Но Шарлотта уже приняла решение. Она покинет родину не только для того, чтобы увидеть новый мир, но и чтобы попытаться изменить их жизнь. Она подумала об отце, который предавался мечтам в своей комнате. Ведь он надеется, что в Америке сумеет добиться больших успехов! Возможно, новые условия жизни, новая обстановка пробудят в нем и новые силы? А они с матерью будут во всем помогать ему… Нет, ее место рядом с родителями!

— Я еду с вами, — твердо сказала она.

— Ну и глупо, — вздохнула миссис Лаури, хотя ее не могла не радовать глубокая привязанность любимой дочери.


В конце апреля, спустя два месяца после предложения Эдварда, семья Лаури в полном составе стояла на борту корабля в Ливерпуле и, облокотившись на перила палубы, смотрела на баржу, которая доставила к кораблю новую партию пассажиров. Сами они поднялись на борт несколько часов назад, нашли свои койки, расстелили на них захваченные из дома постели и рассортировали запас продуктов, которые им посоветовали захватить с собой.

Налетел порыв ветра, и Шарлотта покрепче завязала под подбородком ленты своего шелкового капора, наблюдая, как по веревочному трапу матросы поднимали на корабль детишек.

Будущие эмигранты прощались с провожающими, многие плакали, и ей пришло в голову, что вообще вся толпа на пристани производит грустное впечатление.

Затем вдруг она поняла, что, видимо, большинство пассажиров — неудачники в Старом Свете, и сердце у нее сжалось от дурных предчувствий.

Накануне вечером она попрощалась с Эдвардом и обещала ему, что вернется, если надумает выйти за него замуж, и сейчас почувствовала, что ей недостает его надежной поддержки. На какое-то мгновение возбуждение покинуло ее. Скорее всего, она просто устала от спешки и забот, которыми были заполнены последние две недели.

Корабль должен был отчалить во второй половине дня, ближе к вечеру, но постепенно все вокруг стало заволакиваться желтовато-серым туманом. Заплакали испуганные ревом сигнальных сирен дети, и даже крики чаек стали казаться приглушенными. Измученные суматохой перед отъездом, обуреваемые волнением и страхом перед далеким путешествием, непривыкшие к постоянному покачиванию корабля на волнах, многие женщины уже испытывали приступы морской болезни. Никто не удивился сообщению, что отправление задерживается до тех пор, пока не распогодится.

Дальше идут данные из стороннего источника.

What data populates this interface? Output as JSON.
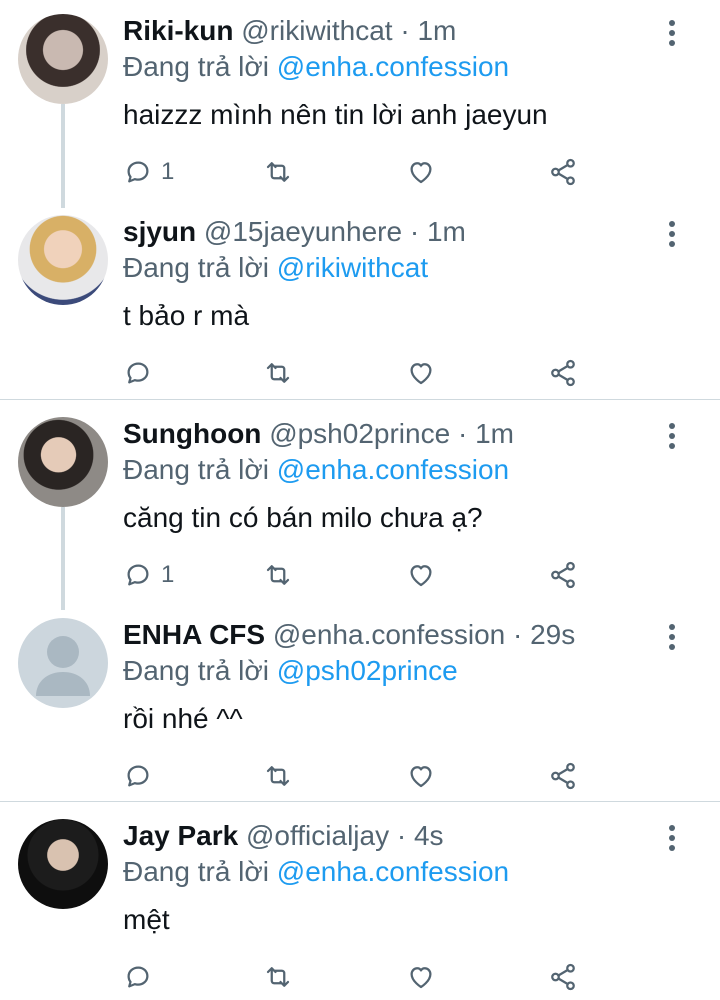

Пронизывающая сырость тумана погнала семью Лаури в каюту общего класса в трюме, и там их встретил густой, спертый воздух.

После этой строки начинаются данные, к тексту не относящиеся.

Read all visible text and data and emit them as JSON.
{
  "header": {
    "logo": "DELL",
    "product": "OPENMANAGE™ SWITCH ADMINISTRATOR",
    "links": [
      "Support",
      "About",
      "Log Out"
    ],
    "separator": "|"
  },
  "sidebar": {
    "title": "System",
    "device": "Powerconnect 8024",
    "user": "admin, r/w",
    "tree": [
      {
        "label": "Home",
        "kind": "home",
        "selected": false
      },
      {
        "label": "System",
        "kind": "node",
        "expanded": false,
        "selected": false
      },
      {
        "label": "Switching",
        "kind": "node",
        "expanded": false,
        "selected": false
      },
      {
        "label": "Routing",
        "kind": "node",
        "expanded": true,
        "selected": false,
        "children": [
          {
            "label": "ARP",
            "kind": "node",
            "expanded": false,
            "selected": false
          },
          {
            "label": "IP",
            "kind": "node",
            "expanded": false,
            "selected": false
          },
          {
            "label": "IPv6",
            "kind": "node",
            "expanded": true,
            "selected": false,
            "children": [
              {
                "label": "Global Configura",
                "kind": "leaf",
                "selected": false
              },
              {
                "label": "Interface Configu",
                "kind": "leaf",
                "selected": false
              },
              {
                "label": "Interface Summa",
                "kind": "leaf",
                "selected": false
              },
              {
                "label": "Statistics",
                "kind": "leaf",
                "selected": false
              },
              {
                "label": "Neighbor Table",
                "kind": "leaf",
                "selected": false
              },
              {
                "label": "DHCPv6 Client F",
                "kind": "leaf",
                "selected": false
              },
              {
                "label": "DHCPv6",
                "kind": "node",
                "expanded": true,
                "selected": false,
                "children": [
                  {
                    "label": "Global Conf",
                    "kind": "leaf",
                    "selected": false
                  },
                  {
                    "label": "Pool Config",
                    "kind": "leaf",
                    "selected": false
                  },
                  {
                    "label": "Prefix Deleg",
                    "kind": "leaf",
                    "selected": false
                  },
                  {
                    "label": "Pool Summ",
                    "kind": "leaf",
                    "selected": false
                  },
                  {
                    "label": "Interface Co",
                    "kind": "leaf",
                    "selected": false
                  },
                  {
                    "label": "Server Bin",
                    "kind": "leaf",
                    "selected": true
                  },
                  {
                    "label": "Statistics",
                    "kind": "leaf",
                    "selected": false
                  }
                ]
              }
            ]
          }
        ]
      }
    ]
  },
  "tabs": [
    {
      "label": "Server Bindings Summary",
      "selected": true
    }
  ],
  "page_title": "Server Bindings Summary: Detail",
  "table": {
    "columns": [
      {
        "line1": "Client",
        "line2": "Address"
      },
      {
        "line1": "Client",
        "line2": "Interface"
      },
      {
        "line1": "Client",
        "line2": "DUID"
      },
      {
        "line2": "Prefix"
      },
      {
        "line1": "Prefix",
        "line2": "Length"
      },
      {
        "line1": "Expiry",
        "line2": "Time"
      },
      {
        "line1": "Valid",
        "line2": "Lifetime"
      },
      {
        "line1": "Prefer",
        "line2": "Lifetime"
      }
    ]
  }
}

— Ничего страшного, — беззаботно заметил мистер Лаури. — Путешествие продлится всего десять дней.

Он повел их к одному из закутков, отделенных от соседнего деревянными переборками с занавеской, где напротив друг друга было подвешено по четыре койки. Шарлотта разделась и поскорее улеглась, натянув одеяло на голову, чтобы не слышать звуков рвоты, плача детей и рыданий какой-то пожилой дамы, которая не могла успокоиться с того момента, как поднялась на борт корабля.

Среди ночи Шарлотта проснулась и услышала звон корабельного колокола и крик впередсмотрящего: «Все в порядке». Затем корабль дрогнул, пришел в движение и начал более ощутимо опускаться и подниматься на волнах. Должно быть, туман рассеялся, и они уже в пути. Путешествие началось. Она снова заснула.

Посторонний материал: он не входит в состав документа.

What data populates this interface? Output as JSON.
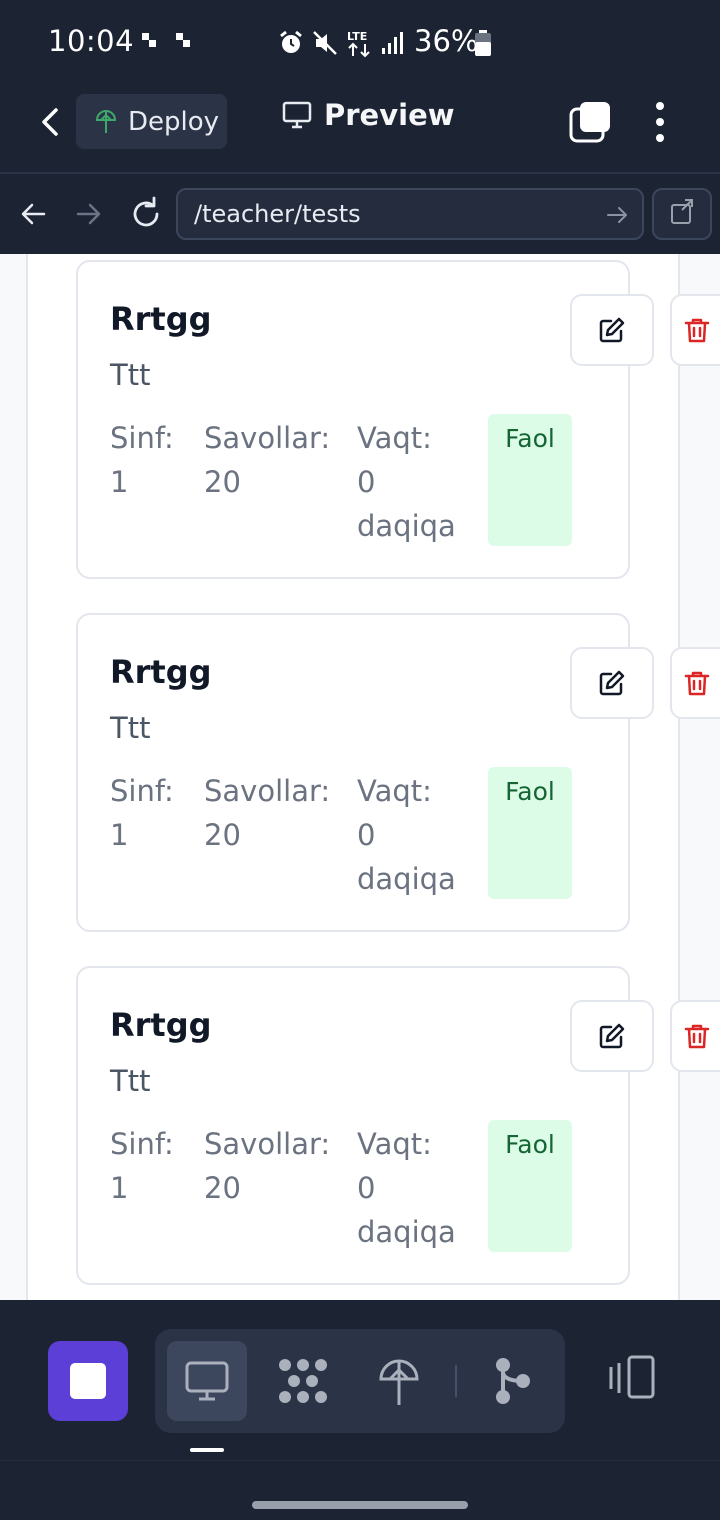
{
  "status_bar": {
    "time": "10:04",
    "battery": "36%"
  },
  "app_bar": {
    "deploy_label": "Deploy",
    "preview_label": "Preview"
  },
  "url_bar": {
    "url": "/teacher/tests"
  },
  "tests": [
    {
      "title": "Rrtgg",
      "description": "Ttt",
      "class_label": "Sinf:",
      "class_value": "1",
      "questions_label": "Savollar:",
      "questions_value": "20",
      "time_label": "Vaqt:",
      "time_value": "0",
      "time_unit": "daqiqa",
      "status": "Faol"
    },
    {
      "title": "Rrtgg",
      "description": "Ttt",
      "class_label": "Sinf:",
      "class_value": "1",
      "questions_label": "Savollar:",
      "questions_value": "20",
      "time_label": "Vaqt:",
      "time_value": "0",
      "time_unit": "daqiqa",
      "status": "Faol"
    },
    {
      "title": "Rrtgg",
      "description": "Ttt",
      "class_label": "Sinf:",
      "class_value": "1",
      "questions_label": "Savollar:",
      "questions_value": "20",
      "time_label": "Vaqt:",
      "time_value": "0",
      "time_unit": "daqiqa",
      "status": "Faol"
    }
  ],
  "colors": {
    "accent": "#5b3fd6",
    "status_bg": "#dcfce7",
    "status_text": "#166534",
    "delete": "#dc2626"
  },
  "icons": {
    "status": [
      "alarm-icon",
      "mute-icon",
      "lte-icon",
      "signal-icon",
      "battery-icon"
    ],
    "toolbar": [
      "stop-icon",
      "desktop-icon",
      "workspace-icon",
      "deploy-icon",
      "git-icon",
      "devices-icon"
    ],
    "card_actions": [
      "edit-icon",
      "trash-icon"
    ]
  }
}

Ее разбудили какие-то странные звуки, смысл которых она не поняла со сна. И вдруг ее ударило о деревянную переборку… Корабль! Она же на корабле… Крепко вцепившись одной рукой в койку, другой она отдернула занавеску.

В открывшемся ее взору пространстве прикрепленные к потолку лампы раскачивались и бросали вокруг фантастические тени. Какой-то бочонок оторвался от крепления и с глухим стуком перекатывался по полу. Кроме шума машин, она расслышала и другие звуки — вой ветра, гулкий плеск мощных волн о борт корабля, частые удары, словно выстрелы пуль доносящиеся с палубы. Она вглядывалась в полумрак, и вдруг какой-то матрос пробежал по трюму, прикрепил бочонок, а потом повернулся к ней беззубым, морщинистым лицом и прокричал:

— Задраиваем люки… По приказу капитана!

Глупо было спрашивать, не попали ли они в шторм, но она все равно спросила.

— Погода правда дрянь, — усмехнулся матрос. — Но корабль выносил и похуже.

Она проследила, как он ловко и быстро поднялся по трапу, затем стала торопливо одеваться, подавляя приступы дурноты. Теперь шум ветра слышался гораздо явственнее, его вой сменился грозными завываниями и свистом, волны с грохотом обрушивались на корабль, который переваливался с боку набок.